Davey Havok Blasts Animal Experiments in New PETA Spot for World Rat Day
For Immediate Release:
April 4, 2022
Contact:
Robin Goist 202-483-7382
Before his voice fills stadiums during AFI’s upcoming “Bodies” tour, Davey Havok is speaking out about the cruel forced swim test in a new PETA campaign video released on World Rat Day (April 4). With a rat named Wee Man perched on his shoulder, the singer explains how small animals are dropped into inescapable beakers of water where they swim desperately, trying not to drown in the “behavioral despair test”—which pharmaceutical companies like Eli Lilly have used to screen antidepressant drugs.

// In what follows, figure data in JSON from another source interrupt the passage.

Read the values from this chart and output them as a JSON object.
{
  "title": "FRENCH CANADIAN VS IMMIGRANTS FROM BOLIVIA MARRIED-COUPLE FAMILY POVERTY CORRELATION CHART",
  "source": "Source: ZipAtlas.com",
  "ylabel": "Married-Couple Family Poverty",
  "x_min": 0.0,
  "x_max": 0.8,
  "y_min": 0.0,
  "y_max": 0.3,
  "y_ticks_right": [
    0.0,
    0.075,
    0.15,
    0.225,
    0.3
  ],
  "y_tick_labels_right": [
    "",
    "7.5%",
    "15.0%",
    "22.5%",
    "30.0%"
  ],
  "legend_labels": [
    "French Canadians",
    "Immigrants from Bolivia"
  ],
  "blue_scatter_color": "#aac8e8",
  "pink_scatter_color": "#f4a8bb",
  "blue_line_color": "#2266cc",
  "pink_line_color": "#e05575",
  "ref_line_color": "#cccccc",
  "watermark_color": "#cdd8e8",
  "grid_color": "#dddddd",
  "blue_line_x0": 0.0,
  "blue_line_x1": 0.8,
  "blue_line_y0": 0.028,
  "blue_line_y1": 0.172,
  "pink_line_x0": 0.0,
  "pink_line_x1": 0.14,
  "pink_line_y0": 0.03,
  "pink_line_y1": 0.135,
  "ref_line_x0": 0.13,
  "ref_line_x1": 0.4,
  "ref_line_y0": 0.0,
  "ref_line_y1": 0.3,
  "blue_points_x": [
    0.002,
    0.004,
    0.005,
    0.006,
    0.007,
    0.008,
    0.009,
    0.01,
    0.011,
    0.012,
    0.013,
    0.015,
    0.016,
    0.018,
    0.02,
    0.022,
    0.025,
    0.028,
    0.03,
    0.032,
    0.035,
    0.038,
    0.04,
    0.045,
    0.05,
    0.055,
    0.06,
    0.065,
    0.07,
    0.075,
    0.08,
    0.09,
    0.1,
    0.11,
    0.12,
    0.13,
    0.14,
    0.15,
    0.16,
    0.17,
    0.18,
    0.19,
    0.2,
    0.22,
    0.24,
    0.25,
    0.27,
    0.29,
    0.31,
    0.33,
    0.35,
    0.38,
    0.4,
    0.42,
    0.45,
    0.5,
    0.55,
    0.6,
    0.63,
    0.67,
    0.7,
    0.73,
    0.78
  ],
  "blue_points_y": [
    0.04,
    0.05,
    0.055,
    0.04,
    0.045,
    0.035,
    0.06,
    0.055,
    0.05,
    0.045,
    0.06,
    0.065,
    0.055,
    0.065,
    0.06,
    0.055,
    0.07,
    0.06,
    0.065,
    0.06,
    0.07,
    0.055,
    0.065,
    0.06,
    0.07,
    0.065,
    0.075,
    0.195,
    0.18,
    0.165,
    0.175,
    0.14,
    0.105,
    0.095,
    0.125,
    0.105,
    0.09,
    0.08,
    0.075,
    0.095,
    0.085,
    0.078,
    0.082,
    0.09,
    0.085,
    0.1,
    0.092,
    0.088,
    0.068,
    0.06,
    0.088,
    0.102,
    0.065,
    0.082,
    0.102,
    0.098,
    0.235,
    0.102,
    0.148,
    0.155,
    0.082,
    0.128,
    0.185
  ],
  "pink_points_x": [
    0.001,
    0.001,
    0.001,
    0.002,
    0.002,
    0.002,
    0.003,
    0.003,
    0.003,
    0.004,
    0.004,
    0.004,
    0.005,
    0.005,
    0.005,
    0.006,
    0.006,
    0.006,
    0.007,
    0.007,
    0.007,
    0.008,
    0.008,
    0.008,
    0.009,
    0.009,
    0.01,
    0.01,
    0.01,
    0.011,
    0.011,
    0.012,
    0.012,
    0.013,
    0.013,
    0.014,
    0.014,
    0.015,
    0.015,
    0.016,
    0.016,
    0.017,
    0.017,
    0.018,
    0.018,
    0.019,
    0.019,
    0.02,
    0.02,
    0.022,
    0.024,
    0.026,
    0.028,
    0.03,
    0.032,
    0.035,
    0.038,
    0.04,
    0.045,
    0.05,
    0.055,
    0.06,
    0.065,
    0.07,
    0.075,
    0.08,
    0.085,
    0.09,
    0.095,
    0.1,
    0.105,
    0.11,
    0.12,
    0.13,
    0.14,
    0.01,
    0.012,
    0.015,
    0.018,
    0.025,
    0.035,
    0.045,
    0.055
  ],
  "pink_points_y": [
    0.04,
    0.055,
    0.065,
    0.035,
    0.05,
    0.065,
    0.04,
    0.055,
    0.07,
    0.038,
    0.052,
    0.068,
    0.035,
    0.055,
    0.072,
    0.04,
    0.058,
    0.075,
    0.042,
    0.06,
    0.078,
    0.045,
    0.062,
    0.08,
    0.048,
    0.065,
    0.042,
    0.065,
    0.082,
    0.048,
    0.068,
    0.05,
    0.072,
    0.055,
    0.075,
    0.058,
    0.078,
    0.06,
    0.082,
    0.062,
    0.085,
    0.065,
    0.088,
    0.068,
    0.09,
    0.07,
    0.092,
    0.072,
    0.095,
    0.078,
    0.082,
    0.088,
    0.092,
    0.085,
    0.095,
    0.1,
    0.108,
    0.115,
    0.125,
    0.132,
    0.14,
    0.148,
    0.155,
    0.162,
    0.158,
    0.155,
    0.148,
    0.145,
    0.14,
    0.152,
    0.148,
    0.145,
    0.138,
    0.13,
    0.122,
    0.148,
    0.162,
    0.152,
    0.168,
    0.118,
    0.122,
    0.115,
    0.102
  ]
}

“Is that depression that you’re measuring?” the musician asks in the video. “No. It’s fear. It’s trauma. It’s fight or flight. … Nothing is gained from that except their suffering. And no animals deserve that. No animals deserve to be treated like that.”
PETA and Havok are urging Eli Lilly to ban the forced swim test, which studies have shown to be notoriously inaccurate. The company has tormented a total of 3,400 mice and rats in this test since 1993, and after nearly 30 years, none of the drugs it has attempted to develop using this test are on the market.
In addition to pushing for modern, animal-free testing methods, Havok advocates against speciesism—the false notion that humans are superior to other species, who are nothing more than commodities to use and abuse at will. Playing with Wee Man, he adds, “All life has value, and it’s not our place to choose which life is more valuable than another … Rats do not deserve to suffer. Just like your dog or your cat, they feel pain and they feel joy. And they give and receive love—just like this little guy right here.”
Havok is part of a growing list of celebrities—including Paul McCartney, Iggy Pop, Dave Navarro, Nikki Sixx, and RZA—who’ve teamed up with PETA to promote its motto, which reads, “Animals are not ours to experiment on, eat, wear, use for entertainment, or abuse in any other way.”